Yes, perhaps all men are created equal when it comes to parking at the ski area. Just try convincing the parking lot attendant, who is only earning $6 an hour while standing in the sleet, that you should be allowed to park closer to the base lodge. I have watched these attendants gleefully tell people driving $55,000 Mercedes station wagons where to park and that if they don’t like it, they can just make laps around the parking lot until they do.

I would like to say that all skiers are created equal even after they have navigated the trials and tribulations of the parking lot, but it just isn’t true. Even in the lift line, all skiers are not equal because there are those who can afford to dole out $400 a day for a private instructor, which enables them to get to the front of the lift line.

I guess the great equalizer occurs at the top of the hill. This is where the only limitation is the amount of adrenaline a person produces. Adrenaline and skill will determine how well a skier or snowboarder can get down the hill. Economics plays no role whatsoever once you have parked your car, purchased your lift ticket and ridden to the summit.

However, in today’s world, economics does play a big part in who has the financial wherewithal to even go to the resort in the first place. With the current dot com bust, the stock market slide, and the rip-offs by CEOs of some major companies, the demographics of the lift lines might be a bit skewed this season.

Take for example, the former boss of Tyco, Dennis Kozlowski. He is the proud owner of a 17-room chalet in Beaver Creek, Colorado. He has also been charged with stealing up to $600 million from his former company. (Yes, $600 million.) Interestingly, the presiding judge in his case has ruled that since Mr. Kozlowski has posted $1 million in bail, he should not be deprived of spending a month at his chalet during the Christmas holidays. He should be with his family and not miss some of the best early season snow in the history of Colorado.

One of the charges against Mr. Kozlowski is that he took out $242 million in loans from the employees program that was designed to help the same employees buy shares in Tyco, shares that are now virtually worthless. It seems to me that there will be some Tyco employees, as well as a lot of other people who bought stock in Tyco, that will be missing powder snow days in Colorado this Christmas. There is also a good chance that Mr. Kozlowski, the celebrity, will hire a private instructor so that he and his family won’t have to wait in line with the rest of us regular people this holiday season.

In the very old Hollywood celebrity days in Sun Valley in the 1940s, we really enjoyed sitting in the Roundhouse at lunch and watching celebrities, such as Gary Cooper, Groucho Marx and Ernest Hemingway. Those celebrities had an aura of accomplishment for what they had already done with their lives. Dishonesty was the farthest thing from anyone’s mind in those days. Then, when you saw these celebrities on a pair of skis, it felt kind of good that you could ski as well as they could or in some cases, even a little bit better. The mere thought of as much money as a $1,000 vacant lot in Ketchum or Sun Valley was so far from reality that it never entered our minds and I still can’t visualize $600 million. A person could buy half of the destination ski resorts in America for that kind of money.

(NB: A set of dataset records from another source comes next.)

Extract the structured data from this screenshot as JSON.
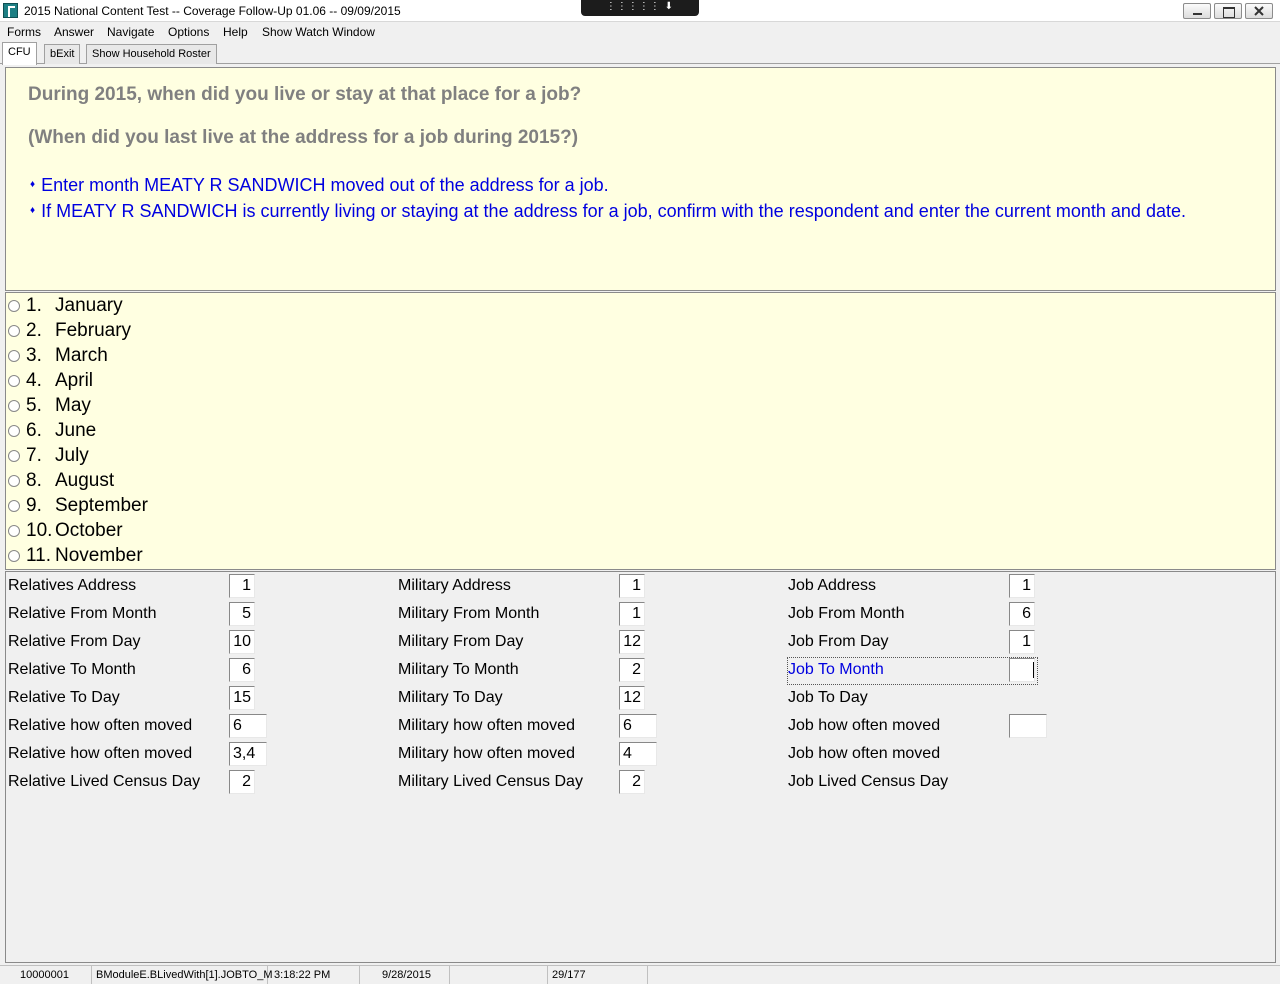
{
  "window": {
    "title": "2015 National Content Test -- Coverage Follow-Up 01.06 -- 09/09/2015",
    "remote_control_glyph": "⋮⋮⋮⋮⋮ ⬇ ⋮⋮⋮⋮⋮"
  },
  "menu": [
    "Forms",
    "Answer",
    "Navigate",
    "Options",
    "Help",
    "Show Watch Window"
  ],
  "tabs": [
    "CFU",
    "bExit",
    "Show Household Roster"
  ],
  "question": {
    "text": "During 2015, when did you live or stay at that place for a job?",
    "alt_text": "(When did you last live at the address for a job during 2015?)",
    "bullet": "♦",
    "instructions": [
      "Enter month MEATY R SANDWICH moved out of the address for a job.",
      "If MEATY R SANDWICH is currently living or staying at the address for a job, confirm with the respondent and enter the current month and date."
    ]
  },
  "options": [
    {
      "num": "1.",
      "label": "January"
    },
    {
      "num": "2.",
      "label": "February"
    },
    {
      "num": "3.",
      "label": "March"
    },
    {
      "num": "4.",
      "label": "April"
    },
    {
      "num": "5.",
      "label": "May"
    },
    {
      "num": "6.",
      "label": "June"
    },
    {
      "num": "7.",
      "label": "July"
    },
    {
      "num": "8.",
      "label": "August"
    },
    {
      "num": "9.",
      "label": "September"
    },
    {
      "num": "10.",
      "label": "October"
    },
    {
      "num": "11.",
      "label": "November"
    }
  ],
  "watch": {
    "relative": [
      {
        "label": "Relatives Address",
        "value": "1"
      },
      {
        "label": "Relative From Month",
        "value": "5"
      },
      {
        "label": "Relative From Day",
        "value": "10"
      },
      {
        "label": "Relative To Month",
        "value": "6"
      },
      {
        "label": "Relative To Day",
        "value": "15"
      },
      {
        "label": "Relative how often moved",
        "value": "6"
      },
      {
        "label": "Relative how often moved",
        "value": "3,4"
      },
      {
        "label": "Relative Lived Census Day",
        "value": "2"
      }
    ],
    "military": [
      {
        "label": "Military Address",
        "value": "1"
      },
      {
        "label": "Military From Month",
        "value": "1"
      },
      {
        "label": "Military From Day",
        "value": "12"
      },
      {
        "label": "Military To Month",
        "value": "2"
      },
      {
        "label": "Military To Day",
        "value": "12"
      },
      {
        "label": "Military how often moved",
        "value": "6"
      },
      {
        "label": "Military how often moved",
        "value": "4"
      },
      {
        "label": "Military Lived Census Day",
        "value": "2"
      }
    ],
    "job": [
      {
        "label": "Job Address",
        "value": "1"
      },
      {
        "label": "Job From Month",
        "value": "6"
      },
      {
        "label": "Job From Day",
        "value": "1"
      },
      {
        "label": "Job To Month",
        "value": ""
      },
      {
        "label": "Job To Day",
        "value": ""
      },
      {
        "label": "Job how often moved",
        "value": ""
      },
      {
        "label": "Job how often moved",
        "value": ""
      },
      {
        "label": "Job Lived Census Day",
        "value": ""
      }
    ]
  },
  "status": {
    "case_id": "10000001",
    "field": "BModuleE.BLivedWith[1].JOBTO_M",
    "time": "3:18:22 PM",
    "date": "9/28/2015",
    "blank": "",
    "page": "29/177"
  },
  "colors": {
    "panel_bg": "#ffffe1",
    "question_text": "#808080",
    "instruction_text": "#0000e0"
  }
}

Write down the number $600 million and try to visualize how many people the theft of that money has impacted. I wonder how Mr. Kozlowski will be waited upon and catered to by anyone at the resort who knows that he is under indictment for stealing that much money.

I should rephrase that: he has been accused of stealing that much money. He really is innocent until proven guilty. By contrast, a young man I know who works two jobs all summer so that he can ride most of the winter happened to be in the wrong place at the wrong time. He was riding in the car with two pals who were delivering drugs. I know this young man and he is as innocent as I would be. Yet, he is in the slammer right now until he can raise the $50,000 bail and then somehow prove that he is innocent.

Is there a moral here? Maybe. If you can somehow afford a private instructor, hire one so that you won’t have to stand in line and watch this man who is accused of stealing $600 million ski right by you and then get first tracks in that stash of powder snow you had your eye on.